After a scrimmage between the center's teachers and the visiting Sooners, a girl asked King for the shirt off his back. He gave her the sweat-drenched gray T, and she hugged it lovingly. Would she wash it? "I don't know. Maybe in a couple of weeks," she said.

"Kids are great because they're curious about everything," King says. "You tell them it's raining, and they'll look at you and say, 'Really?' "

In high school King was much the same player he is today—quick, running the floor well, with a nice touch around the basket and a knack for blocking shots—but he weighed only 180 pounds, 50 less than now, and he was a 90-pound weakling when it came to pumping iron. Now he can bench 235. "After I graduated high school, I about sprouted from 6'7" to 6'10"," King says. "I was real thin when I came in here, real thin. I'd be lifting weights trying to gain weight; then we'd run on the track and I'd lose it. After we got done running, I'd go back out to see if I could find it. I never could."

King earned a starting slot as a freshman, but then came his grade troubles. He started again as a sophomore, but he was inconsistent and was benched. "That zapped my confidence," says King. He recovered it before last season, when Sooner coach Billy Tubbs told him, "Your time in the sun is coming. Make sure you have sunglasses on, because it's going to be bright." As the year began, opposing defenses were geared toward stopping Harvey Grant, Oklahoma's other, more heralded low-post man. King got off to a fast start and never stopped; while Grant suffered from flu in midseason, King scorched Iowa State for 55 points, 30 rebounds and 10 blocks in back-to-back Sooner wins. The King became the Juggernaut. "That's like a guy who's wreaking havoc everywhere," he says. "But in basketball, it's a guy who's playing well, who's got obstacles in his way but cannot be denied."

"Stacey has come around," says Tubbs. "But I still think he has some room for improvement. He may have just scratched the surface."

A creature of habit, King follows the same routine before every Oklahoma home game: He rubs a 12-year-old rabbit's foot in his dorm room and lovingly touches three Michael Jordan posters on his walls, contemplates a picture of his late friend Len Bias, whom King had met on a recruiting visit to Maryland, goes to the bath room and prays, takes extra shooting practice a the arena, winks at his mother in the stands, and then wishes each of the three referees a good game with a pat on the butt. "If I'm being nice to them, they might give me a break," King says.
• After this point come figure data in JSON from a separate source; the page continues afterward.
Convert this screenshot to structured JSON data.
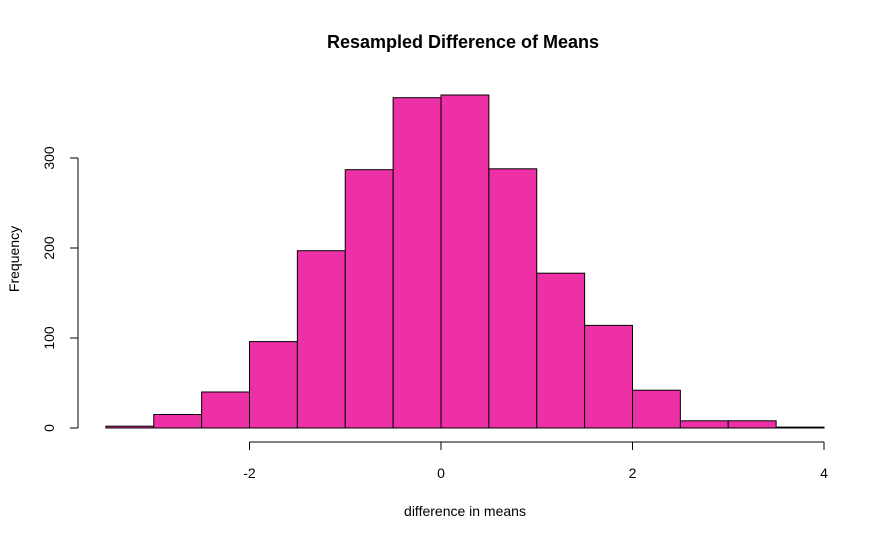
{
  "chart_data": {
    "type": "bar",
    "title": "Resampled Difference of Means",
    "xlabel": "difference in means",
    "ylabel": "Frequency",
    "bin_edges": [
      -3.5,
      -3.0,
      -2.5,
      -2.0,
      -1.5,
      -1.0,
      -0.5,
      0.0,
      0.5,
      1.0,
      1.5,
      2.0,
      2.5,
      3.0,
      3.5,
      4.0
    ],
    "values": [
      2,
      15,
      40,
      96,
      197,
      287,
      367,
      370,
      288,
      172,
      114,
      42,
      8,
      8,
      1
    ],
    "x_ticks": [
      -2,
      0,
      2,
      4
    ],
    "x_tick_labels": [
      "-2",
      "0",
      "2",
      "4"
    ],
    "y_ticks": [
      0,
      100,
      200,
      300
    ],
    "y_tick_labels": [
      "0",
      "100",
      "200",
      "300"
    ],
    "xlim": [
      -3.5,
      4.0
    ],
    "ylim": [
      0,
      370
    ],
    "grid": false,
    "bar_color": "#EE30A7",
    "border_color": "#000000"
  }
}
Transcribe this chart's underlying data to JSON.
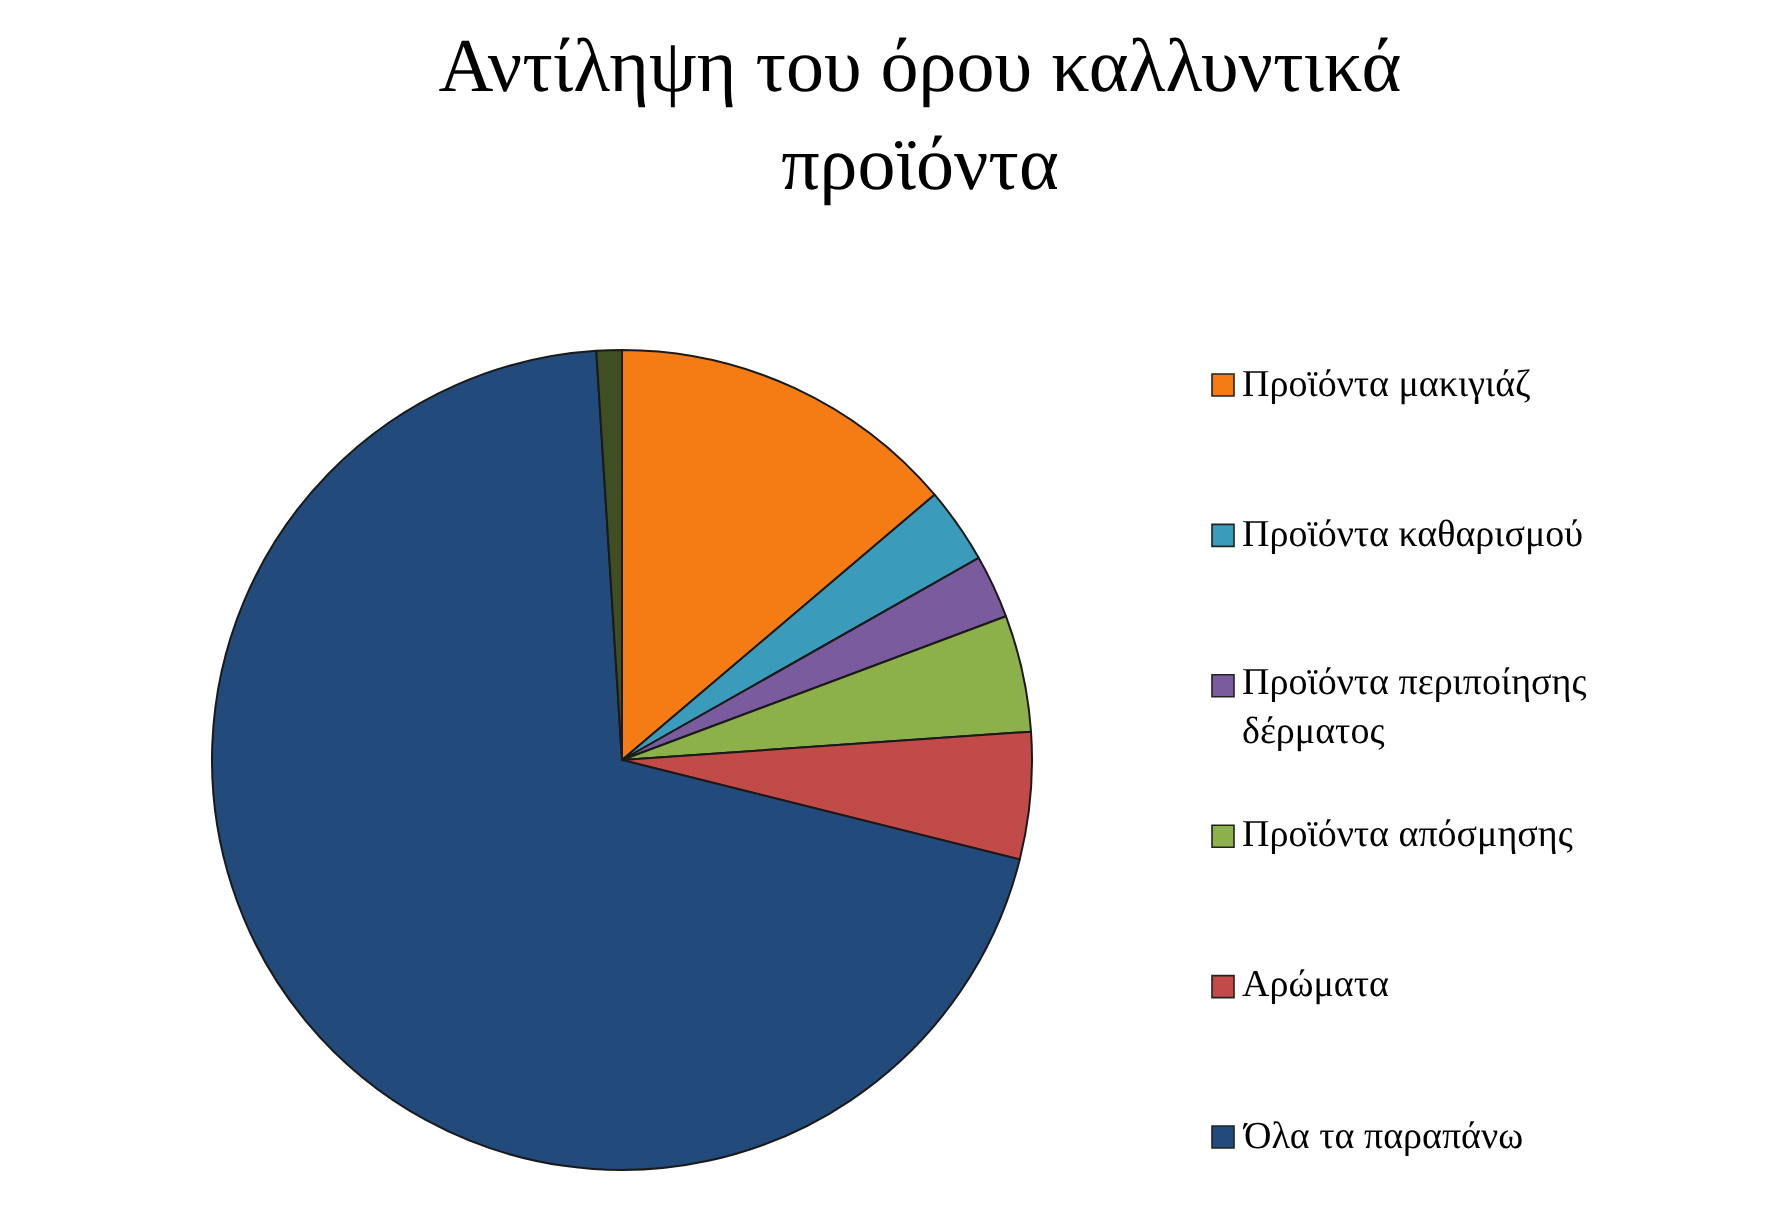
{
  "chart_data": {
    "type": "pie",
    "title": "Αντίληψη του όρου καλλυντικά προϊόντα",
    "categories": [
      "Προϊόντα μακιγιάζ",
      "Προϊόντα καθαρισμού",
      "Προϊόντα περιποίησης δέρματος",
      "Προϊόντα απόσμησης",
      "Αρώματα",
      "Όλα τα παραπάνω",
      null
    ],
    "values": [
      13.8,
      3,
      2.5,
      4.6,
      5,
      70.1,
      1
    ],
    "colors": [
      "#f57c14",
      "#3a9cba",
      "#7a5c9e",
      "#8db14a",
      "#c24a48",
      "#224b7c",
      "#3f4f22"
    ],
    "legend": "right"
  }
}
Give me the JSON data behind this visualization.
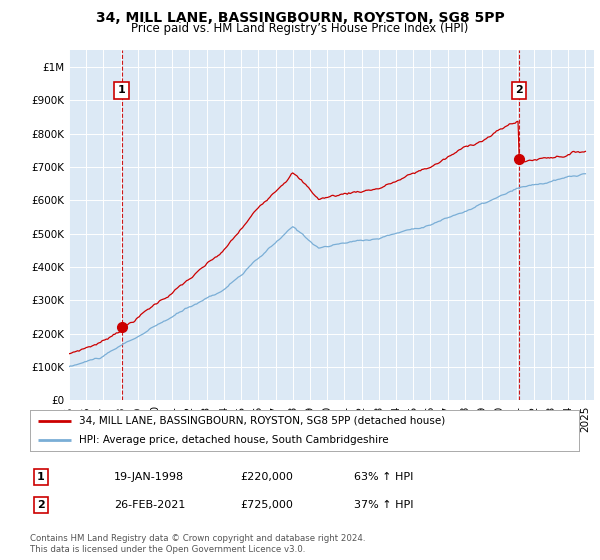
{
  "title": "34, MILL LANE, BASSINGBOURN, ROYSTON, SG8 5PP",
  "subtitle": "Price paid vs. HM Land Registry’s House Price Index (HPI)",
  "legend_line1": "34, MILL LANE, BASSINGBOURN, ROYSTON, SG8 5PP (detached house)",
  "legend_line2": "HPI: Average price, detached house, South Cambridgeshire",
  "annotation1": [
    "1",
    "19-JAN-1998",
    "£220,000",
    "63% ↑ HPI"
  ],
  "annotation2": [
    "2",
    "26-FEB-2021",
    "£725,000",
    "37% ↑ HPI"
  ],
  "footnote": "Contains HM Land Registry data © Crown copyright and database right 2024.\nThis data is licensed under the Open Government Licence v3.0.",
  "sale1_year": 1998.05,
  "sale1_price": 220000,
  "sale2_year": 2021.15,
  "sale2_price": 725000,
  "red_color": "#cc0000",
  "blue_color": "#7aaed6",
  "background_color": "#dce9f5",
  "ylim": [
    0,
    1050000
  ],
  "xlim_start": 1995.0,
  "xlim_end": 2025.5
}
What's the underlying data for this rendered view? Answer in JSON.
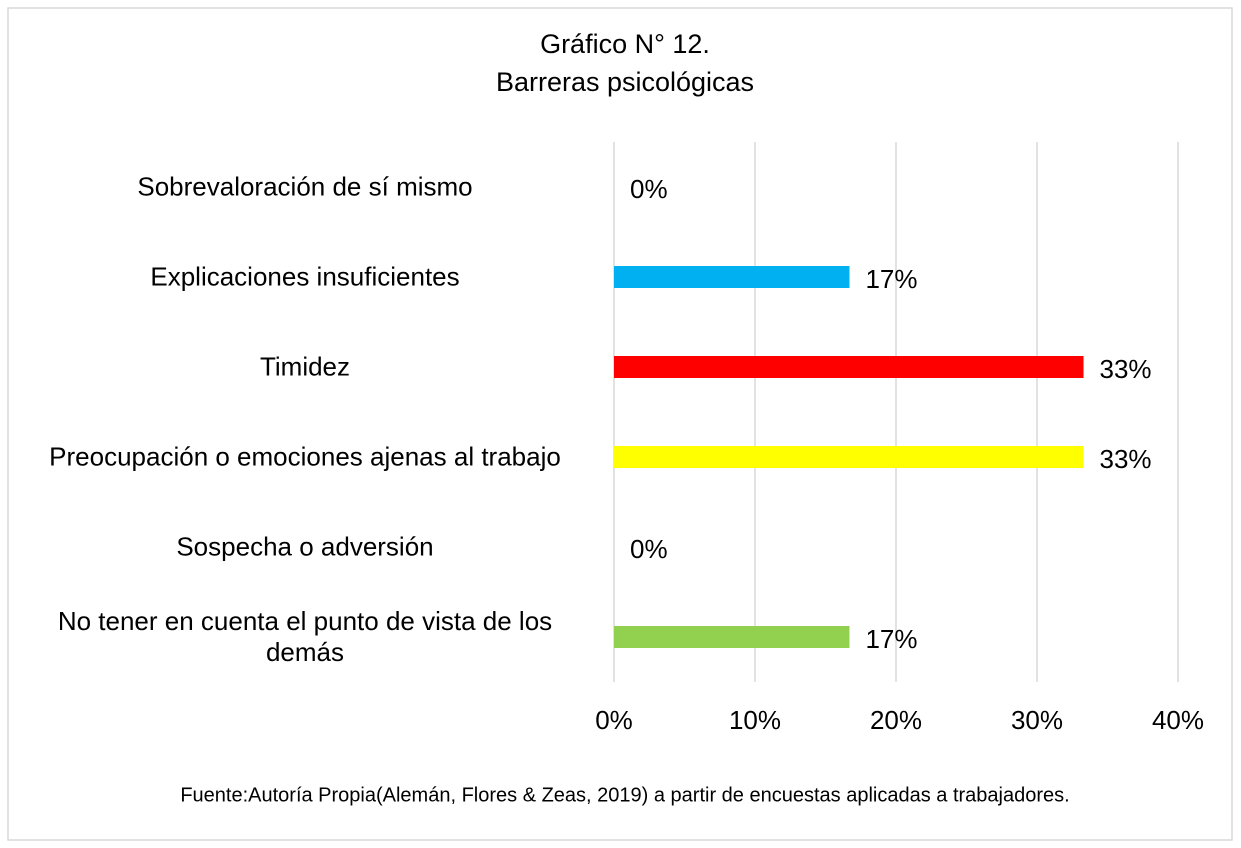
{
  "chart_data": {
    "type": "barh",
    "title": "Gráfico N° 12.",
    "subtitle": "Barreras psicológicas",
    "categories": [
      "Sobrevaloración de sí mismo",
      "Explicaciones insuficientes",
      "Timidez",
      "Preocupación o emociones ajenas al trabajo",
      "Sospecha o adversión",
      "No tener en cuenta el punto de vista de los demás"
    ],
    "values": [
      0,
      16.7,
      33.3,
      33.3,
      0,
      16.7
    ],
    "value_labels": [
      "0%",
      "17%",
      "33%",
      "33%",
      "0%",
      "17%"
    ],
    "colors": [
      "#4472c4",
      "#00b0f0",
      "#ff0000",
      "#ffff00",
      "#ffc000",
      "#92d050"
    ],
    "xlim": [
      0,
      40
    ],
    "xticks": [
      {
        "value": 0,
        "label": "0%"
      },
      {
        "value": 10,
        "label": "10%"
      },
      {
        "value": 20,
        "label": "20%"
      },
      {
        "value": 30,
        "label": "30%"
      },
      {
        "value": 40,
        "label": "40%"
      }
    ],
    "grid": true,
    "source": "Fuente:Autoría Propia(Alemán, Flores & Zeas, 2019) a partir de encuestas aplicadas a trabajadores."
  }
}
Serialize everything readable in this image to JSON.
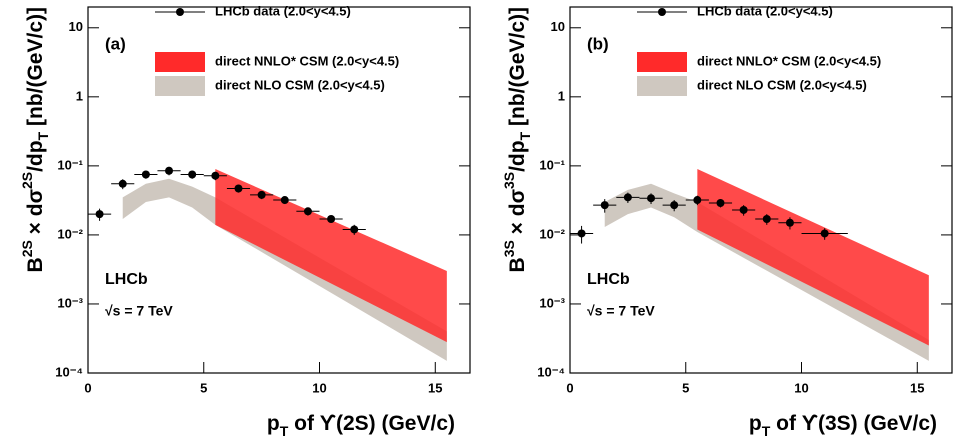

Away from basketball, King indulges his interest in writing, whether for The Oklahoma Daily, for which he recently did an article on the goals of the university's mentorship program for minority students, or a four-page letter that convinced a judge that King had not run a red light and hence should not have to pay a $65 fine for the alleged violation. The judge isn't the only one he has tried to set straight. This year he has been giving tips to his younger brother, Darryl who was the Oklahoma high school player of the year last season and is a freshman at Midland (Texas) Junior College. "I think I'm better than Stacey," the 6'9" Darryl says. In Lawton Stacey is actually thought of as shy and retiring compared to Darryl.